When you study Buddhism you study your death. Practicing Buddhism is practicing your death. Switch the word "death" to "life" and you see what I mean from a different perspective. Regardless of the words, either perspective is true.

WE ARE DYING

You think this is not the case but it is.

Buddhism is not bullshit because life-death is not bullshit. We make it bullshit by wasting it.

YOU ARE DYING

I read this story on line about the Dalai Lama:

"When the Dalai Lama turned 58 years old, a reporter asked him what he was going to do next with his life. He answered that he was going to prepare for death. The interviewer inquired about his health, and the Dalai Lama replied that he wasn’t sick, but that his body was impermanent."

It really is amazing that humans have come up with Buddhism.

Each moment of our experience includes every other moment. We just don't notice this! Meditating on our death removes the bullshit from our experience and replaces it with the "notice" part.

You don't have to necessarily "visualize" your dying process to meditate on death. Really, any Buddhist meditation, any Buddhist method is a meditation on death because Buddhism points toward truth - no matter what you name it.

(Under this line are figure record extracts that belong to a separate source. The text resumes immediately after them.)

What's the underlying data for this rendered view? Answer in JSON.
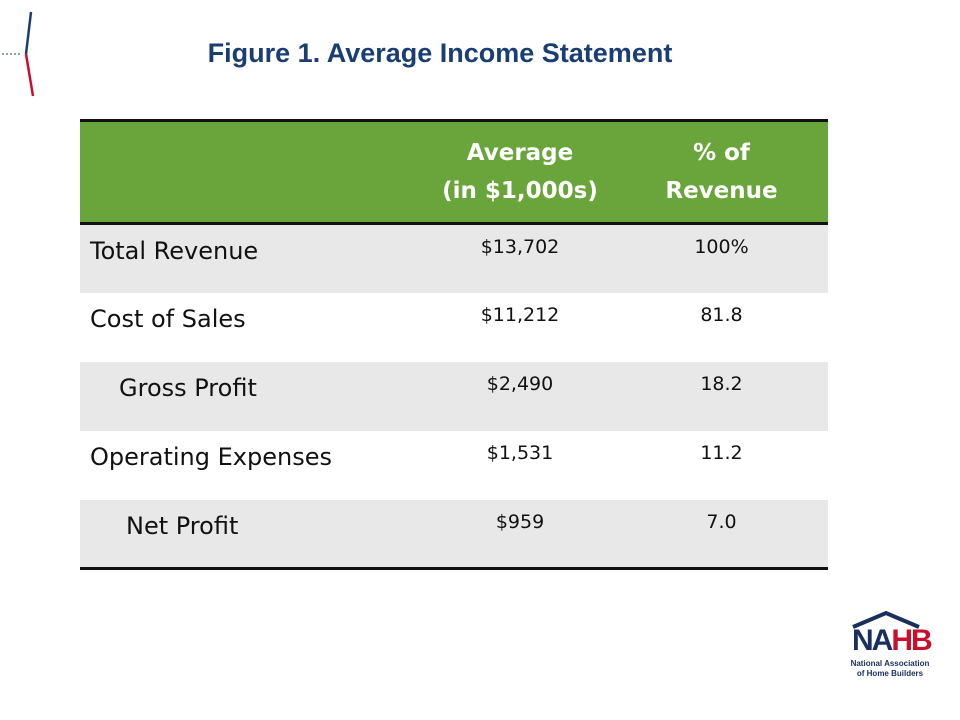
{
  "title": "Figure 1. Average Income Statement",
  "table": {
    "headers": {
      "label": "",
      "average_line1": "Average",
      "average_line2": "(in $1,000s)",
      "percent_line1": "% of",
      "percent_line2": "Revenue"
    },
    "rows": [
      {
        "label": "Total Revenue",
        "average": "$13,702",
        "percent": "100%"
      },
      {
        "label": "Cost of Sales",
        "average": "$11,212",
        "percent": "81.8"
      },
      {
        "label": "Gross Profit",
        "average": "$2,490",
        "percent": "18.2"
      },
      {
        "label": "Operating Expenses",
        "average": "$1,531",
        "percent": "11.2"
      },
      {
        "label": "Net Profit",
        "average": "$959",
        "percent": "7.0"
      }
    ]
  },
  "logo": {
    "name_part1": "NA",
    "name_part2": "HB",
    "tagline_line1": "National Association",
    "tagline_line2": "of Home Builders",
    "logo_icon": "nahb-house-roof-icon"
  },
  "colors": {
    "title": "#1a3e73",
    "header_background": "#6aa53b",
    "row_shading": "#e8e8e8",
    "logo_navy": "#1a2f5e",
    "logo_red": "#c8102e"
  }
}
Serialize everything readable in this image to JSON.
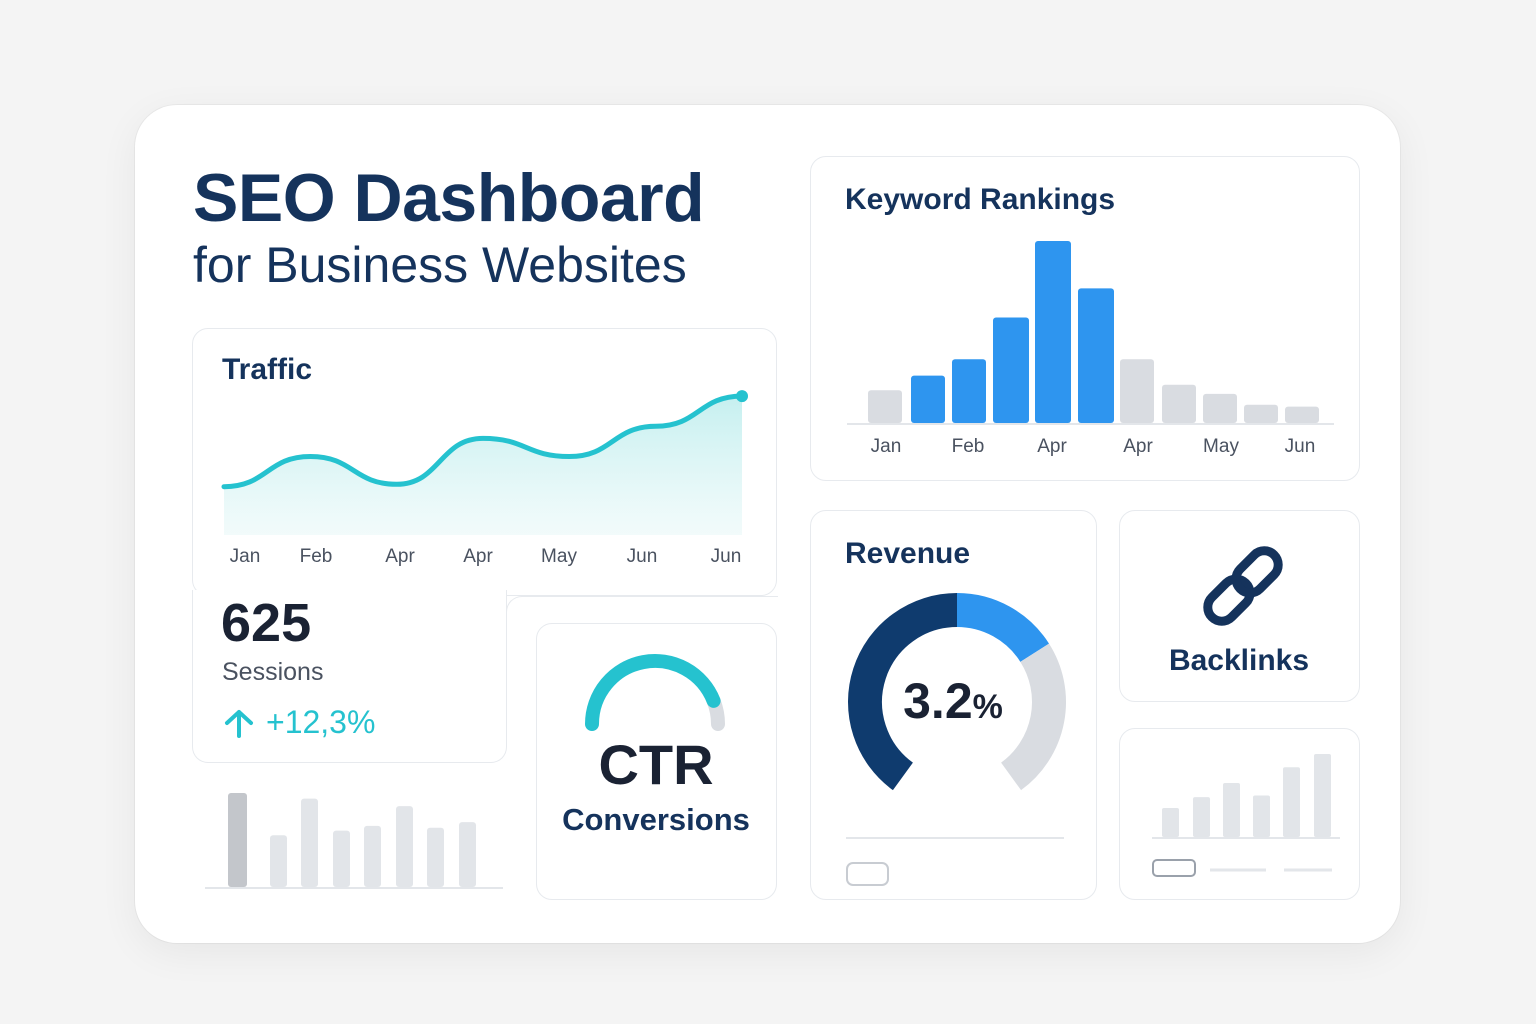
{
  "header": {
    "title": "SEO Dashboard",
    "subtitle": "for Business Websites"
  },
  "traffic": {
    "title": "Traffic",
    "sessions_value": "625",
    "sessions_label": "Sessions",
    "change": "+12,3%",
    "change_icon": "arrow-up-icon",
    "accent": "#25c2cf"
  },
  "ctr": {
    "label": "CTR",
    "sublabel": "Conversions",
    "level_fraction": 0.88
  },
  "keyword_rankings": {
    "title": "Keyword Rankings"
  },
  "revenue": {
    "title": "Revenue",
    "value": "3.2",
    "unit": "%"
  },
  "backlinks": {
    "label": "Backlinks",
    "icon": "link-icon"
  },
  "colors": {
    "navy": "#15335c",
    "blue": "#2e95ef",
    "dark_navy": "#0f3b6e",
    "teal": "#25c2cf",
    "gray": "#d9dce1"
  },
  "chart_data": [
    {
      "type": "area",
      "name": "traffic",
      "title": "Traffic",
      "x": [
        "Jan",
        "Feb",
        "Apr",
        "Apr",
        "May",
        "Jun",
        "Jun"
      ],
      "y": [
        10,
        35,
        12,
        50,
        35,
        60,
        85
      ],
      "ylim": [
        -30,
        100
      ],
      "grid": false
    },
    {
      "type": "bar",
      "name": "keyword_rankings",
      "title": "Keyword Rankings",
      "x_labels": [
        "Jan",
        "Feb",
        "Apr",
        "Apr",
        "May",
        "Jun"
      ],
      "values": [
        18,
        26,
        35,
        58,
        100,
        74,
        35,
        21,
        16,
        10,
        9
      ],
      "highlighted": [
        false,
        true,
        true,
        true,
        true,
        true,
        false,
        false,
        false,
        false,
        false
      ],
      "ylim": [
        0,
        100
      ]
    },
    {
      "type": "pie",
      "name": "revenue_donut",
      "values": [
        50,
        20,
        30
      ],
      "colors": [
        "#0f3b6e",
        "#2e95ef",
        "#d9dce1"
      ]
    },
    {
      "type": "bar",
      "name": "left_mini_bars",
      "values": [
        100,
        55,
        94,
        60,
        65,
        86,
        63,
        69
      ],
      "ylim": [
        0,
        100
      ]
    },
    {
      "type": "bar",
      "name": "right_mini_bars",
      "values": [
        35,
        48,
        65,
        50,
        84,
        100
      ],
      "ylim": [
        0,
        100
      ]
    }
  ]
}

Death is truth because it's opposite is usually avoidance, distraction, pre-occupation. Death rips this all away, or it removes it in a control manner if we face this moment as it is now by paying attention to our dying-living. Either way, truth gets revealed.

And because truth gets revealed this is why we almost universally, intuitively respect death as being so intimate, so sacred - at least we should.

Shutting down, letting go of, seeing thru, eliminating the cognitive distractions we so cling to is what Buddhism is about. Don't be fooled by the appearance of it as "just another religion", this is not bullshit unless we make it into bullshit.

WE ARE DYING NOW

What are you going to distract yourself with?

I know you don't want to face this (life-death), neither do I, but here we are, right now, what should we do with this? What should we do with our experience?

Life is suffering. Life is stressful and unsatisfying. Life is fleeting and ever changing. Life is loss. Life is death.

But because it is all these things it is precious too.

Life is that tree, that cloud, that smile, that taste, that joke, that comb by the sink in the bathroom.

WE ARE BORN ALONE
WE WILL DIE ALONE

We die each and every moment. We live each and every moment. We die each and every moment.